(RepublicanPress.org) – Although inflation is coming down to acceptable levels, the prices of some items remain elevated. Americans usually highlight food and gas as areas where families are struggling. While average gas prices are still about 27% above where they were in June 2019, they are still 29% below where they were in 2022 and 3% down from 2023, showing a downward trend. A recent report alleges that the Biden administration is making moves to keep them going that way through the election.
On June 26, sources reported that the administration levied sanctions on Iran, but analysts said the move would only affect a small part of the country’s oil exports, keeping the global markets moving. An unnamed senior administration official said President Joe Biden was doing “everything that he could” to ensure that US citizens pay as little at the pump as possible, adding that doing so “affects families’ daily lives.”

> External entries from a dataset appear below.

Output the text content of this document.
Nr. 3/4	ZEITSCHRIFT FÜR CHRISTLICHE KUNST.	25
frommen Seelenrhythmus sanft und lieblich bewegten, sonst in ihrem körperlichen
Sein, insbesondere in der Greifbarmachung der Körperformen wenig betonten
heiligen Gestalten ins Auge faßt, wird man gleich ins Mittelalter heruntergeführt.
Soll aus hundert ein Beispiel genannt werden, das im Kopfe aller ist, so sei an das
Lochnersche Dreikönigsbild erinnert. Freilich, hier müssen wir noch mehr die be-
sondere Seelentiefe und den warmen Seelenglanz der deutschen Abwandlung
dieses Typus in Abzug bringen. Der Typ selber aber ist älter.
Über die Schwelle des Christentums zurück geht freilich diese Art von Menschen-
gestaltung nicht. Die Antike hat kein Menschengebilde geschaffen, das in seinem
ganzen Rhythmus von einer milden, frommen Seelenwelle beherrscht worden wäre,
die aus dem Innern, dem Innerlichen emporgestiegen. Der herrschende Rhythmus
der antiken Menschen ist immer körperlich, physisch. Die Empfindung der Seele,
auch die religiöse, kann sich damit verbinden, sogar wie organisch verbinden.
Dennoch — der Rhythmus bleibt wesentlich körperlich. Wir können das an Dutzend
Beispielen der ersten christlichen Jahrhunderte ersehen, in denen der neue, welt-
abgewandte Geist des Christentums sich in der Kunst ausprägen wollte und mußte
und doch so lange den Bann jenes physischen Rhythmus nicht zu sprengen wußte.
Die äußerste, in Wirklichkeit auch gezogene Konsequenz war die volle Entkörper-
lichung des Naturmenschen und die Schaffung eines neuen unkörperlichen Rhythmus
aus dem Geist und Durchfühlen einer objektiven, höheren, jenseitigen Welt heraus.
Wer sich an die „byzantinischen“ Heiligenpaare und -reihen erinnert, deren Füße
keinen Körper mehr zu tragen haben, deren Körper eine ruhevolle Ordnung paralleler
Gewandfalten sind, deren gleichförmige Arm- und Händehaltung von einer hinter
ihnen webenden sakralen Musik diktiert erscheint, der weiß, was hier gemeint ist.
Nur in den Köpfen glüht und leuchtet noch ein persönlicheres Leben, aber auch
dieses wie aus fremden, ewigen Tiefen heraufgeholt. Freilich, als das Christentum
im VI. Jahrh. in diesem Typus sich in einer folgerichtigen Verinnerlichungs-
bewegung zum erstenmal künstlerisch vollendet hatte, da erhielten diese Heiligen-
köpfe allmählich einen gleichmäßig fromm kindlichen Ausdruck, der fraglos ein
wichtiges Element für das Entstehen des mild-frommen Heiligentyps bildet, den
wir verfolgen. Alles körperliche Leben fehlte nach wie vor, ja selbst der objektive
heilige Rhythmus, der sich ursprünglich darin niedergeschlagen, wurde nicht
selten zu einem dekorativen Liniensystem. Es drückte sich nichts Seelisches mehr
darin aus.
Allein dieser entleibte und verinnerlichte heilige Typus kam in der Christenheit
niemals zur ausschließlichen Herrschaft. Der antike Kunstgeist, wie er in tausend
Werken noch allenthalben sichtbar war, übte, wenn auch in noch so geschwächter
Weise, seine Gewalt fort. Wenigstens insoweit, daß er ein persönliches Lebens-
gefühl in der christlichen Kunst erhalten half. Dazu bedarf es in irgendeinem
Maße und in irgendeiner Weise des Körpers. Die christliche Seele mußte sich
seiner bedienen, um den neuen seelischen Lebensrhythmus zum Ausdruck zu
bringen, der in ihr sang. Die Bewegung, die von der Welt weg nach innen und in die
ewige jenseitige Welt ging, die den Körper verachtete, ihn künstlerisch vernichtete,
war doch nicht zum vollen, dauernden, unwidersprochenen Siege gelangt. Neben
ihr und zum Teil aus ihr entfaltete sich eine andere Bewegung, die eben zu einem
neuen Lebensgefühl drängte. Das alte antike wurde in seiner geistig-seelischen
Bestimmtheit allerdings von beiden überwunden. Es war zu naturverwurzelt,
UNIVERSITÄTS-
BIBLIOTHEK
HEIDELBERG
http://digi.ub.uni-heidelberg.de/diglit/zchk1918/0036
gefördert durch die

Former head of the U.S. Treasury Department’s Office of Foreign Assets Control, John Smith, said the United States and its allies have taken great care not to take sanctions so far that they would backfire and “damage the ability of Western economies to function.” For instance, sanctions against Russia after the country invaded Ukraine reportedly targeted banks, not the oil industry. An official from the Treasury Department reportedly said the goals were to lower costs for Americans while simultaneously “lowering profits for the Kremlin.”
An opinion piece published by The Wall Street Journal concluded that Biden was holding back from fully enforcing oil sanctions against Russia and Iran to keep gas prices stable while pointing out that the general elections are around the corner.
The sanctions against Iran announced on June 25 are expected to have little impact on oil markets. Former White House policy official under George W. Bush stated that the administration would “go to great lengths to prevent” a spike in gas prices at the pump, “especially in an election year.”